HMV buys into music venues

Posted by: Zooped, January 15th, 2009 twiter     buzz  

HMV will pay almost £20m to become the part owner of 11 live music venues in the UK, funding its venture with an equity placement.

The music and books retailer said yesterday it planned an equity placement of up to 5 per cent of its issued capital to fund the plan and had seen “strong support” from big shareholders.

It will invest an initial £18.3m in a 50-50 joint venture with MAMA, the country’s second-biggest operator of live music venues, which will see it rename some venues including the Hammersmith Apollo, which will become the “HMV Apollo”.

“The physical music market is changing structurally and we need to diversify,” said Simon Fox, chief executive. He said live music was a buoyant part of the UK music market and worth about £1bn a year, adding it would “deliver a younger demographic to our brand”.

HMV will take 50 per cent of the profit from the 11 venues, generated by renting them out to promoters as well as through sales made within them.
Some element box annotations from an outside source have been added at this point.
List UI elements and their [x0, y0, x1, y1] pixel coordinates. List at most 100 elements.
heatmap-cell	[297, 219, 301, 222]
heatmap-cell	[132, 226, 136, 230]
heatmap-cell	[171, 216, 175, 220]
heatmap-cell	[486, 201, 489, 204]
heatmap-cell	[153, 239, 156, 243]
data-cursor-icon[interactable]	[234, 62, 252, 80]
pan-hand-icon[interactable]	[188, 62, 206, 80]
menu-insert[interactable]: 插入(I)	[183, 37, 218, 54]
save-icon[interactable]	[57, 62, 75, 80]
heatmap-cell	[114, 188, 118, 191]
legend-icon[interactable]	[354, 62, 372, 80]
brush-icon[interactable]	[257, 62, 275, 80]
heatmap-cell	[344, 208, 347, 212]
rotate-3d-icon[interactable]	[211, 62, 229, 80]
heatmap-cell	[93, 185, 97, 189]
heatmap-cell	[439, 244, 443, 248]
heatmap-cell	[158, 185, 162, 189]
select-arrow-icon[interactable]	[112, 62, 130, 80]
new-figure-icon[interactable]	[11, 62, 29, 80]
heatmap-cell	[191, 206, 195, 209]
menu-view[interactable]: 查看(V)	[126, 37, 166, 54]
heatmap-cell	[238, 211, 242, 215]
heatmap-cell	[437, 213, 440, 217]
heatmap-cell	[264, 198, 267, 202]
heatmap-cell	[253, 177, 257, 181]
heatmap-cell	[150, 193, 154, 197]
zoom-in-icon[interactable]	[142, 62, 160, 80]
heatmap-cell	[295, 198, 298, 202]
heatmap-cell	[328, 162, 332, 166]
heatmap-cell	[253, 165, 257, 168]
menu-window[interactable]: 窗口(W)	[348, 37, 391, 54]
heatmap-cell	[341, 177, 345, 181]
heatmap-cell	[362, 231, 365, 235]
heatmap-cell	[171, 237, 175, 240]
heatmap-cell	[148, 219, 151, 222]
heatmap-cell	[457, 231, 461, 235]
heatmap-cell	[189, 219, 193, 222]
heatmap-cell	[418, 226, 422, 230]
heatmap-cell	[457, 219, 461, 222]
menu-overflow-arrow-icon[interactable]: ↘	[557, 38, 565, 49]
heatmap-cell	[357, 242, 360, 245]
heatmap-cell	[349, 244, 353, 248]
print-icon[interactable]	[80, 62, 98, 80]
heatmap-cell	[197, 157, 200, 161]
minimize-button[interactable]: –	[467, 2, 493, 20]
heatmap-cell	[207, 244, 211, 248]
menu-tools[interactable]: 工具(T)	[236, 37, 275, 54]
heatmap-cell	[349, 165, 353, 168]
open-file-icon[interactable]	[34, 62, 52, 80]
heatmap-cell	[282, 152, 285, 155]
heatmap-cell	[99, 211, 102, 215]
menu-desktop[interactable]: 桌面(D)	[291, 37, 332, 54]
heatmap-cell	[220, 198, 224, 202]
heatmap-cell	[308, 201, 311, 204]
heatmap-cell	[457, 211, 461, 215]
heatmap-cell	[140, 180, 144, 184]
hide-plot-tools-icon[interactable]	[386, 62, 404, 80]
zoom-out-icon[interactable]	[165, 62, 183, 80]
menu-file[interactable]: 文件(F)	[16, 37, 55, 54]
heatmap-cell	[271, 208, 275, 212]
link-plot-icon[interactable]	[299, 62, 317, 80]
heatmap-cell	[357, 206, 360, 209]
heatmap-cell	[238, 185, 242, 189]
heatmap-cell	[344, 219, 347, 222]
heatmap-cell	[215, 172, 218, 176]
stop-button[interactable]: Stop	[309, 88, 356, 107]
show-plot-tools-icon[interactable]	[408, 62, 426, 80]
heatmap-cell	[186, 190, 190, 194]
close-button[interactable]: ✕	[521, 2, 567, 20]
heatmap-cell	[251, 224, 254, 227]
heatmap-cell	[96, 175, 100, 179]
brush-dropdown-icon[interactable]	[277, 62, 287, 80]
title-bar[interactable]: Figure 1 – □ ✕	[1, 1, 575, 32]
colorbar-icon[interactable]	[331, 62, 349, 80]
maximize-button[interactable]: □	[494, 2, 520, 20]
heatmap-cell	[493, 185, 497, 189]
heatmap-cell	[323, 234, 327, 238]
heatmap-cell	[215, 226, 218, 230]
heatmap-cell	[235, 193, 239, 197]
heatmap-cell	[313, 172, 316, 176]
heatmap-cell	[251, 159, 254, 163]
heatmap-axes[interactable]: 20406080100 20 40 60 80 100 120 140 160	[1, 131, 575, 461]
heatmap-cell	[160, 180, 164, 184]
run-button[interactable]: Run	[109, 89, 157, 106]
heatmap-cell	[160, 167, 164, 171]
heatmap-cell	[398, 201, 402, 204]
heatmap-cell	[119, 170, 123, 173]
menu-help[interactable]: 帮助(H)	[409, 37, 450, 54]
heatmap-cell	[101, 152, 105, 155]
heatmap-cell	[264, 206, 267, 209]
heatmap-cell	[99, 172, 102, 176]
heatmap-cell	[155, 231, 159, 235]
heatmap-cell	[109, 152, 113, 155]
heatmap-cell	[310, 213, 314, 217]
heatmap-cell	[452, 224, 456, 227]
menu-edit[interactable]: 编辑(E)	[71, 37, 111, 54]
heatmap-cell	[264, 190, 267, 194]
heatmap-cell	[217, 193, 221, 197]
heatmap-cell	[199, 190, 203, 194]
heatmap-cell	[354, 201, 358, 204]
Mr Fox said the company would try to sell HMV merchandise in the venues wherever it could. It will also sell tickets for the venues, as well as other events, through its stores and website using an arrangement with Seatem, the ticketing agency.

HMV could have funded the investment through its £220m bank facility, Mr Fox said, but decided the “time was right” to do a small equity placement.

The placement was priced at 122½p, a 4 per cent dicount to Wednesday’s closing price, and will raise £25m. The shares opened nearly 10 per cent higher on Thursday at 140p.

The company also said on Wednesday, in a statement released after the market had closed, it would purchase 14 stores from Zavvi, a rival that fell into administration last month, for £700,000, and take on 269 jobs from the failed chain.

HMV’s moves came as it announced solid trading figures for the Christmas period. Sales across the group, which also owns the Waterstone’s book chain, rose 0.5 per cent in the five weeks to January 3 after stripping out the effect of new store openings.

Its HMV stores in the UK and Ireland did best, with like-for-like sales up 3 per cent, while like-for-like sales at Waterstone’s fell 2 per cent. Mr Fox said the company was on track to meet expectations for full-year profits. Analysts expect the company to make about £58m.